Advances in technology and transportation have, of course, radically changed the needs of travelers today. Fodor’s guidebooks focus on the individual experience so that our readers can craft the perfect trip for them. Guidebooks have also changed in two other essential ways. They include logistical information about hotels, restaurants, and transportation and, because this information is rapidly changing, almost all Fodor’s guidebooks are updated annually (note that Eugene Fodor was the first to implement both of these changes in the guidebook market).

What sets Fodor's apart from other travel guides?
At Fodor’s we believe in offering readers an authentic and reliable experience. We’ve maintained many of Eugene Fodor’s original visions, including publishing guides that focus on the culture and people of a destination, are as accurate as possible with annual updates, and remain on the front edge of travel innovation.

In the past 75 years, we’ve also grown tremendously as a brand. We are the number one imprint in the market for our full-color fully-comprehensive guidebooks. Fodors.com offers travel inspiration and guidance for millions of unique visitors each month and our online forums provide a virtual home for posting and answer questions and sharing travel stories for thousands of loyal fodorites.

What's your best-selling destination of all time?
Over the course of time Italy has remained a prime travel destination. We currently offer several titles to the country and its cities and regions, but the combination of all would make it a frontrunner.

Is there an area of the world you think more people should see?
Americans should spend more time  anywhere outside of the United States. Of course, there are fabulous destinations here. But traveling really does broaden horizons— \too few of us see the need go beyond our borders.  

As Eugene Fodor said, “What’s important is that we all learn as we travel. We wake up to the fact that everyone has his rights and way of life. In the war we used to say you can’t shoot an enemy soldier who shows you a picture of his family; it’s hard to hate people whose country you’ve visited.”

As a travel publisher, what is your dream vacation?
My dream vacation combines a grand site with a connection to local culture—especially someplace I haven't gone before. And great scenery helps too. Last year, I went to Machu Picchu and traveled across the Alto Plano to Lake Titicaca. You can't help but be moved by the Incan civilization, and Peru is such a fascinating country.

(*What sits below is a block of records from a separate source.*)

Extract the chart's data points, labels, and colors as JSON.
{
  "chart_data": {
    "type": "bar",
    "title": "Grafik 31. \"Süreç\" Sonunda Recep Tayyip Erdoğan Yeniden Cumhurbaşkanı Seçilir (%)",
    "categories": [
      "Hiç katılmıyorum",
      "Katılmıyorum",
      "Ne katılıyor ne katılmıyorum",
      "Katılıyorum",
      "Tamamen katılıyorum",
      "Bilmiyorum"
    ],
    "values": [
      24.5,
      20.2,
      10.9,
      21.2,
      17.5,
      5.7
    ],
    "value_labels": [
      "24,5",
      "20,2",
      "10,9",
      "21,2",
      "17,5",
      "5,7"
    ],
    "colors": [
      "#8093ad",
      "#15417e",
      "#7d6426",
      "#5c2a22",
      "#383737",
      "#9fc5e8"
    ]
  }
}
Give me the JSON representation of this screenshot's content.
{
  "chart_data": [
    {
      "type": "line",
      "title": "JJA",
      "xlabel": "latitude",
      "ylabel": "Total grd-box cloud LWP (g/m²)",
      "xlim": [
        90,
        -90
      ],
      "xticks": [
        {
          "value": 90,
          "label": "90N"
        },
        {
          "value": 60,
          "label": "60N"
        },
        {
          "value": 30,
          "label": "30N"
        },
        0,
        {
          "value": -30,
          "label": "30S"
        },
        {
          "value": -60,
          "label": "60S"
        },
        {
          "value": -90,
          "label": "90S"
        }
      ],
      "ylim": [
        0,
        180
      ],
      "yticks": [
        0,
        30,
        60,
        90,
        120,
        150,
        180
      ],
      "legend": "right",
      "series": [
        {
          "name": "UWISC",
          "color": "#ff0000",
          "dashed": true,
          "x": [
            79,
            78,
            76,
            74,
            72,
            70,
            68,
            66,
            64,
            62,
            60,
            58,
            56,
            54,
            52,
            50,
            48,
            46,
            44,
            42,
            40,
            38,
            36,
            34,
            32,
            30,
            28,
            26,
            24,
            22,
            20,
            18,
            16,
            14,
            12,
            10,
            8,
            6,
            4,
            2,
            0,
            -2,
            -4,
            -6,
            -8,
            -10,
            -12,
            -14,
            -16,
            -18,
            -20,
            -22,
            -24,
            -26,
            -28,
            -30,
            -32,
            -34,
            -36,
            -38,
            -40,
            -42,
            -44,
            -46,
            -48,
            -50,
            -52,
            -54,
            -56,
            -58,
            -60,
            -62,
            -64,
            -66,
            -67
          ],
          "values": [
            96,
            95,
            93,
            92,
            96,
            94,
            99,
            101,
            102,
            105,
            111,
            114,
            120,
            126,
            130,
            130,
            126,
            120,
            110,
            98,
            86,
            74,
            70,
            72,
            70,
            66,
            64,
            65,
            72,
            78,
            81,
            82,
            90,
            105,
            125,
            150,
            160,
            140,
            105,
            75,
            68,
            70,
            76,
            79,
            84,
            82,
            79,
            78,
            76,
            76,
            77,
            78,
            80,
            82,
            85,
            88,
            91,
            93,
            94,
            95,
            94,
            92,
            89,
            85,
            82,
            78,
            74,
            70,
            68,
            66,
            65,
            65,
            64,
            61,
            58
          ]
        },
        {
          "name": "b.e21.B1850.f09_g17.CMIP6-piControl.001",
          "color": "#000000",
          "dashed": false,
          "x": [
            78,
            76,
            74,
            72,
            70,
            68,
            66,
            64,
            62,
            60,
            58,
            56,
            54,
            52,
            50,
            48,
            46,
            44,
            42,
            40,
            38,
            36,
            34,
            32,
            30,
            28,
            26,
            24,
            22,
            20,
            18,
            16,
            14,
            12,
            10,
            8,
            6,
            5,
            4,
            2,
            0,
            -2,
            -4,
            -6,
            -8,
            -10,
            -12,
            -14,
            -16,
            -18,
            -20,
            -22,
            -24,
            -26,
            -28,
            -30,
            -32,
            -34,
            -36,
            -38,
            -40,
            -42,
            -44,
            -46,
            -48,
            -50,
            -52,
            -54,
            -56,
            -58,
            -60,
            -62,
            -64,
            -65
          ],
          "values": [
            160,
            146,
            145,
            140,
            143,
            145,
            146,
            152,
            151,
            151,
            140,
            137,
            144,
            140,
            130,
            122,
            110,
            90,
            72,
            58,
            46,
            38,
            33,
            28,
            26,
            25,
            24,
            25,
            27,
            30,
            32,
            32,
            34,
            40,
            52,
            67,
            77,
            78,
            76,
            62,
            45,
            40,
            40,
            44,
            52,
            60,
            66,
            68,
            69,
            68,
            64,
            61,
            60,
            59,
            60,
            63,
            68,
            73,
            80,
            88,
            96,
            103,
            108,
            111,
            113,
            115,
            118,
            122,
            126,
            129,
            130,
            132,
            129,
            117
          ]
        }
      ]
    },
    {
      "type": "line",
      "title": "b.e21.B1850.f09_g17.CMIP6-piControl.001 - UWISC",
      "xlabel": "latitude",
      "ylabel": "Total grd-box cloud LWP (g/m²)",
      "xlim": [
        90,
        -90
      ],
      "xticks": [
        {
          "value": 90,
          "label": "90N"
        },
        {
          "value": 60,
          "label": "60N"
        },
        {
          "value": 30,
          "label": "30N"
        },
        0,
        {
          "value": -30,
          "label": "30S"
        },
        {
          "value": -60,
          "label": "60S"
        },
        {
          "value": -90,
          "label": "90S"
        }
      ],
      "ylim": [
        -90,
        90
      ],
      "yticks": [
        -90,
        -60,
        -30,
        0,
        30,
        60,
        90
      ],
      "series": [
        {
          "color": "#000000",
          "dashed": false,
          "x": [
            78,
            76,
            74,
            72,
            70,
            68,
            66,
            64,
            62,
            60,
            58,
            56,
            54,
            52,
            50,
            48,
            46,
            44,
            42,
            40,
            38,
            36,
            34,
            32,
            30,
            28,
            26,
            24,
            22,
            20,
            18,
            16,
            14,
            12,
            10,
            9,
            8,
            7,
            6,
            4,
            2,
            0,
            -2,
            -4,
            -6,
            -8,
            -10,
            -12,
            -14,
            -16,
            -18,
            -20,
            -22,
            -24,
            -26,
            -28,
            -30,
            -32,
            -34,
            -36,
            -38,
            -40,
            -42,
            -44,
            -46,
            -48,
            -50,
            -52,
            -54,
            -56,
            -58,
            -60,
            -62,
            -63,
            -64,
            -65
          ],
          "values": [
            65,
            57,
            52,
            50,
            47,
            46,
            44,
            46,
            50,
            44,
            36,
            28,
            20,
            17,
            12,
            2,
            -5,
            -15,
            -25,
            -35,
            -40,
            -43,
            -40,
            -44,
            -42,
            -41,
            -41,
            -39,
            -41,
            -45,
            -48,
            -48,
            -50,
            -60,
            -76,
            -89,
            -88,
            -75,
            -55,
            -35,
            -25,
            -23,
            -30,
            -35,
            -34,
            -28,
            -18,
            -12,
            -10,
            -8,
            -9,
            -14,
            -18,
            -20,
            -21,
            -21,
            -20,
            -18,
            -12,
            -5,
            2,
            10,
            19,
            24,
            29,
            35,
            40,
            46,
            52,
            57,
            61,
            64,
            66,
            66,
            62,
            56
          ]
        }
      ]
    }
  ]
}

Where do you see travel guides going in the future?
As technology changes, so will readers’ access to travel information. Today our content is disseminated through traditional books, e-books, websites, smartphone apps, downloadable PDFs, Twitter, Facebook . . . the list goes on and on. Mobile access, GPS capabilities, new platforms—these are all game-changers in the industry. We know, however, that the proliferation of travel information leads to a greater need for a trusted source, and so the Fodor’s brand will continue to play a critical role in offering venerable recommendations. We will continue on with both Eugene Fodor’s passion for travel and his willingness to continually innovate the travel publishing industry.